Unfortunately, before he could claim the lady’s hand in forgiveness and lift her from the floor, the sound of voices approaching from the distance had Andrew scrambling to his feet. Spotting Spenser Coopersmith leading a group of visitors toward the house restored his sensibilities. When Coopersmith waved, Andrew warned the lady, “Do not move until your uncle and his guests pass. It would not do for you to be seen in a disheveled state.”
“Am I disheveled?” she asked in that now familiar tone that said he was acting his age, which he most assuredly was.
He studied her and, for a moment, wished to see her thusly arranged beneath him. Nevertheless, he said, “You know my opinion of your comely face. Now, be still until they pass below us.”
He returned his attention to the party crossing the side lawn.

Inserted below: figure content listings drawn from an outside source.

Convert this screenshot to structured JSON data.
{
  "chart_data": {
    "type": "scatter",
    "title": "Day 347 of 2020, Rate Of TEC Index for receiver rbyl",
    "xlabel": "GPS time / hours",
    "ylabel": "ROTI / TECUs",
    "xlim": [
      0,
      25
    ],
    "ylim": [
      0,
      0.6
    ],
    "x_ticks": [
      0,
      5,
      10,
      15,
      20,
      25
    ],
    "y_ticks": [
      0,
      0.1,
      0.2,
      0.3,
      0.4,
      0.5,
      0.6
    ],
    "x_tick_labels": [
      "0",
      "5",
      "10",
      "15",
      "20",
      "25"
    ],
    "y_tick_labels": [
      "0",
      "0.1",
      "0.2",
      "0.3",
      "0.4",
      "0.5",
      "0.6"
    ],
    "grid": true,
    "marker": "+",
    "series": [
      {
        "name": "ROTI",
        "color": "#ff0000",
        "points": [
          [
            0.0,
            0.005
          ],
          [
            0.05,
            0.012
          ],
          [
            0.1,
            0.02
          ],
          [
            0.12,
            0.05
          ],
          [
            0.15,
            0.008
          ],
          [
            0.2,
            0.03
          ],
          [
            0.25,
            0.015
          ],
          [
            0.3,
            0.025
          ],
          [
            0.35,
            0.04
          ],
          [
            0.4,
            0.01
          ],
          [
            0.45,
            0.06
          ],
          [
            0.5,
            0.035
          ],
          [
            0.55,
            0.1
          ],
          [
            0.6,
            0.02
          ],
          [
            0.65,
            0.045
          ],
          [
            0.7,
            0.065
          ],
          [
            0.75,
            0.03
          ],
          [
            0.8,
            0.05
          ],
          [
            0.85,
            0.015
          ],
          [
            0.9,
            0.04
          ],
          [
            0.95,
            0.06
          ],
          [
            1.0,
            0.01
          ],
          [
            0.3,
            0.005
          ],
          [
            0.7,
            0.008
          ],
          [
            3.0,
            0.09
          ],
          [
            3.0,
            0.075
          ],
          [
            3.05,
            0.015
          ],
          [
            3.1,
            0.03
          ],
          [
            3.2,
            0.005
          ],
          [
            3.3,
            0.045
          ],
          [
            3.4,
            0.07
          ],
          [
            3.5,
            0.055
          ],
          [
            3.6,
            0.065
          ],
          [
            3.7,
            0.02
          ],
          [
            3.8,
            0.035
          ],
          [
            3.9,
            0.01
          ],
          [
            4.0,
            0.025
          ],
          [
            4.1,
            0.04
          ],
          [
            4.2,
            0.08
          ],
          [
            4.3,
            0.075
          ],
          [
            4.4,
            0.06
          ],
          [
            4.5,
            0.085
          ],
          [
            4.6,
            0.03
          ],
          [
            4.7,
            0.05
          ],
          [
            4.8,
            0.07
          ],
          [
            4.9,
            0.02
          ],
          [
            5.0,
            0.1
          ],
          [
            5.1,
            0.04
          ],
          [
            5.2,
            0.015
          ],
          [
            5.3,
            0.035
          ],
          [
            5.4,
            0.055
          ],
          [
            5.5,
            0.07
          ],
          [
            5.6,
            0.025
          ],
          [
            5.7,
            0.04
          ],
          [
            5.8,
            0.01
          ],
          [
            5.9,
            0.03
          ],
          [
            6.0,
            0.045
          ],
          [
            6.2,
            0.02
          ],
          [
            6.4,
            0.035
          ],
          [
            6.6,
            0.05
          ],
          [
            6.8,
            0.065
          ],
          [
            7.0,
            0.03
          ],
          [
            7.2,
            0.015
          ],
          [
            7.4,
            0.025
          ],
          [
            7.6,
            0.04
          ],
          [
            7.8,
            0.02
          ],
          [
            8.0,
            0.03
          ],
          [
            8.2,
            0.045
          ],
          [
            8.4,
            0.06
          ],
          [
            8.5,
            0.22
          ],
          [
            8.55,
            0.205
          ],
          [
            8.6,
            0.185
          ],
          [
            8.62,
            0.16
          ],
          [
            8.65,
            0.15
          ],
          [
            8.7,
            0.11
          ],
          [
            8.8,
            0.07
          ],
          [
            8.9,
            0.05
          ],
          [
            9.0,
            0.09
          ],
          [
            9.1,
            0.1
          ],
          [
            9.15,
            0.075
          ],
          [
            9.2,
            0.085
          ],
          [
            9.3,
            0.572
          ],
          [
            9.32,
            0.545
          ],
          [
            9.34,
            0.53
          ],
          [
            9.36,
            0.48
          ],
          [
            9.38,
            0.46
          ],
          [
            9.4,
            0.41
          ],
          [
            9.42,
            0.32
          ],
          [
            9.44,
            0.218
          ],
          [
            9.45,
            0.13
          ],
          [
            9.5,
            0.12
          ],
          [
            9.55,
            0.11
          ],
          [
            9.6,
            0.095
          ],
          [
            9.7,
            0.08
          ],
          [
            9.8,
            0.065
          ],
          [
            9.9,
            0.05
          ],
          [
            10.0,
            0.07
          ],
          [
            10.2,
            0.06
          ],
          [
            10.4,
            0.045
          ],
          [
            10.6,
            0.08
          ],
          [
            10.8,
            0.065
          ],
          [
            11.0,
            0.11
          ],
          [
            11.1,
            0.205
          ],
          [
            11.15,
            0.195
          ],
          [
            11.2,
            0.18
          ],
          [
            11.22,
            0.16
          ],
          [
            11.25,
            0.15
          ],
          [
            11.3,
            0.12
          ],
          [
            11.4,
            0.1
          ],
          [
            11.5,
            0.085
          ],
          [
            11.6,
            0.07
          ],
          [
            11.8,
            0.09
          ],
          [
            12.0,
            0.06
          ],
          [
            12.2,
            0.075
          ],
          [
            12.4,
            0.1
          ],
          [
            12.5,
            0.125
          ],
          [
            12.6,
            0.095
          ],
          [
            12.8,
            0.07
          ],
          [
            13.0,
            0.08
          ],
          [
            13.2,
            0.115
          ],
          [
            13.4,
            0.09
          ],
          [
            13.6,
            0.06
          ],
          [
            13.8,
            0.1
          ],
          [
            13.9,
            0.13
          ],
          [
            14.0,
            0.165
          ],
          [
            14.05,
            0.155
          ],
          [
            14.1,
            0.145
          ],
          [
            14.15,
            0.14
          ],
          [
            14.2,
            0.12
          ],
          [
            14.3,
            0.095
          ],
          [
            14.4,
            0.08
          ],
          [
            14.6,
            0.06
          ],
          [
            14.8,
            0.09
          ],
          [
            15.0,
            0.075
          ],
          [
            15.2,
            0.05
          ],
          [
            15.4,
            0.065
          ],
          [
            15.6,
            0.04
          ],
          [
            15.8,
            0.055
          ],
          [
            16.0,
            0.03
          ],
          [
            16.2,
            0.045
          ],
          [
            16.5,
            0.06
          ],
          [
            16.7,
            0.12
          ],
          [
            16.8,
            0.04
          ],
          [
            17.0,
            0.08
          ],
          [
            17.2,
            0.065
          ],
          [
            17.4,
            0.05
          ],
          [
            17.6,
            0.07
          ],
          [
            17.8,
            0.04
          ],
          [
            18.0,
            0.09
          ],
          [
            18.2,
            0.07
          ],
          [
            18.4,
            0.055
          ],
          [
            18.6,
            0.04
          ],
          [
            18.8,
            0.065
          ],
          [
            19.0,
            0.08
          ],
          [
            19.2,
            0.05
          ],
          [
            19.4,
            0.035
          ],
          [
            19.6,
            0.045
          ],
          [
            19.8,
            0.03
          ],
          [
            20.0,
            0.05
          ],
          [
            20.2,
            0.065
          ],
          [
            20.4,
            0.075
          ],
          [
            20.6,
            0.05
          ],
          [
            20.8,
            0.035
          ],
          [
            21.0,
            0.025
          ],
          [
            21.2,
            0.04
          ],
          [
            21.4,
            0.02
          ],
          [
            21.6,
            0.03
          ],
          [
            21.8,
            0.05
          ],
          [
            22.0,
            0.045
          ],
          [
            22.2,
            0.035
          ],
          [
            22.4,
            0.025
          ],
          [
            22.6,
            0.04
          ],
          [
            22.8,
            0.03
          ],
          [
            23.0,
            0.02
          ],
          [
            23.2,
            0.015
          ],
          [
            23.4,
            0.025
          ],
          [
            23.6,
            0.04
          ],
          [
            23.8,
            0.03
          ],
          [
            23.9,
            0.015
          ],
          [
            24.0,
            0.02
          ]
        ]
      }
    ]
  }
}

From her place stretched out on the balcony floor, she said, “Uncle Spenser enjoys setting off one of the small cannons he secured from the days of Charles II.”
Andrew did not turn to look at her for fear of drawing the attention of those approaching the house; yet, he smiled. “I managed to draw that conclusion,” he said from the corner of his mouth. “Your uncle still carries the rammer.”
Miss Coopersmith giggled, a sound he found delightfully uplifting. “At least, my uncle only uses the small cannon for his lectures. He owns one of the large ones that some say required sixteen horses to move into place, but it remains at the smaller estate outside of Manchester. Can you imagine your reaction if he possessed cannonballs for such a weapon?”
Andrew waited until the last of the visitors were from view before he answered. He extended his hand to assist Miss Coopersmith to her feet. “I would have responded the same, except a man of my ‘advanced years’ might not have survived the shock of large guns being fired once again in Worcestershire.”
The lady brushed off her dress and moved a few curls into place. At length, she looked upon him to pronounce in a voice of reason. “I would never wish you to know troubles, my lord, but I would be proud to accept your protection any time you care to extend it.”